Here is Dostoevsky at 40, as ever unemployed, and more penniless than ever after the gaming tables of Wiesbaden, in a private letter that contains the first reference to the gestation of The Gambler and to the type of Russian expatriate that is to become its protagonist:

I take an original type, a man who is highly cultivated, yet in everything incomplete, one who is done believing yet dares not to disbelieve, one who rebels against authority yet fears it too.  He reassures himself that there is nothing left for him in Russia. . . . This is a living personage—I see him as though he were standing before me now—and, once he has been written, he will have to be read.  The main point is that all his life juices, energies, ferocity, courage have gone into roulette.  He is a gambler, but not merely a gambler. . . . He is a kind of poet, one who is ashamed of his poetry because he deeply feels its baseness, despite his having been ennobled in his own eyes by his inner obligation to risk.

A long way away from the modern mass image of the gambler—the Atlantic City slot-machine queen, the Vegas loudmouth who got hold of a pay packet or two too many, the Azerbaijani money launderer at Monte Carlo—Dostoevsky’s protagonist exists to this day and can still be seen, sometimes in broad daylight, with his battered porte-monnaie of arrogance, faith, self-loathing, and occasionally cash, among the shadows of Curzon Street.  Open the page of any edition of the Encyclopedia Britannica to “Roulette”; you will not find him there.  Check the internet; you will only find “casino systems” and invitations to electronic raffles.  Ask some of your closest friends; certainly they will think you’ve gone barkers and will be happy to tell you so.

But here, in these windowless tombs, these clockless wombs hung in emerald-green velvet and furnished with Empire bronzes deep in the belly of Mayfair, I watch with him nightly; I light my cigarettes as he lights his; I feel his triumphs, and I am downcast at his dejection.  He is still alive, the deluded poet and self-made dreamer, with the ever-shrinking pile of marble-cool markers before him, like Balzac’s peau de chagrin, representing all his unearthly desire.  He stirs, and a uniformed lackey arrives with a new ashtray; he looks up, and a comely maiden enters to refresh him with exotic fruit; and, mean–while, his desire, all the while that unearthly desire of his, is running through his neatly manicured fingers like arterial blood from a hopeless wound.
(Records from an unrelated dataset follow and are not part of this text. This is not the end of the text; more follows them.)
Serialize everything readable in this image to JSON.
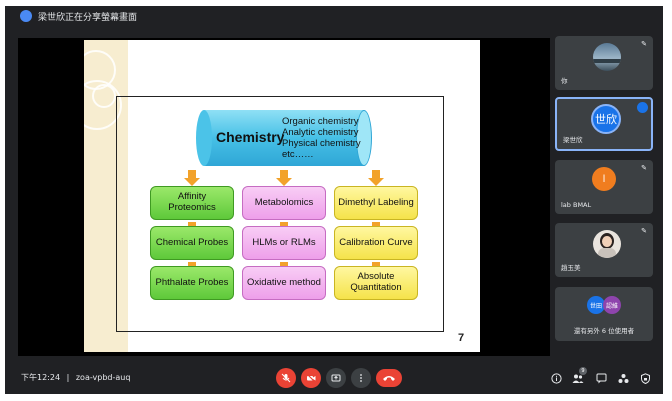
{
  "topbar": {
    "share_text": "梁世欣正在分享螢幕畫面"
  },
  "slide": {
    "center": {
      "title": "Chemistry",
      "lines": [
        "Organic chemistry",
        "Analytic chemistry",
        "Physical chemistry",
        "etc……"
      ]
    },
    "columns": [
      {
        "color": "green",
        "items": [
          "Affinity Proteomics",
          "Chemical Probes",
          "Phthalate Probes"
        ]
      },
      {
        "color": "pink",
        "items": [
          "Metabolomics",
          "HLMs or RLMs",
          "Oxidative method"
        ]
      },
      {
        "color": "yellow",
        "items": [
          "Dimethyl Labeling",
          "Calibration Curve",
          "Absolute Quantitation"
        ]
      }
    ],
    "page_number": "7",
    "colors": {
      "arrow": "#f2a22a",
      "cylinder": "#46c0e6",
      "green": "#6dd345",
      "pink": "#f2b4ee",
      "yellow": "#f8e85c"
    }
  },
  "participants": [
    {
      "name": "你",
      "type": "photo-landscape"
    },
    {
      "name": "梁世欣",
      "avatar_text": "世欣",
      "avatar_color": "#1a73e8",
      "active": true
    },
    {
      "name": "lab BMAL",
      "avatar_text": "l",
      "avatar_color": "#f07d1f"
    },
    {
      "name": "趙玉美",
      "type": "photo-person"
    },
    {
      "others_text": "還有另外 6 位使用者",
      "avatars": [
        "世田",
        "認維"
      ]
    }
  ],
  "bottombar": {
    "time": "下午12:24",
    "separator": "|",
    "meeting_code": "zoa-vpbd-auq",
    "people_count": "9"
  },
  "icons": {
    "controls": [
      "mic-off-icon",
      "camera-off-icon",
      "present-icon",
      "more-icon",
      "hang-up-icon"
    ],
    "right": [
      "info-icon",
      "people-icon",
      "chat-icon",
      "activities-icon",
      "lock-icon"
    ]
  }
}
Like the erotomaniac, he is, of course, an obsessive neurotic, a parasitic figure of fun whom society—even civilized society—may easily frogmarch out the door to peals of derisive laughter, as I myself did that poor deluded woman all those years ago.  Like the poet, however, he is a sacred anachronism, a living memorial to the world as it once was, and woe betide the blind-hearted, mean-spirited, hypocritical culture that should choose to pretend that his longings are calculable, that his dreams are absurd, and, besides, that he simply never existed.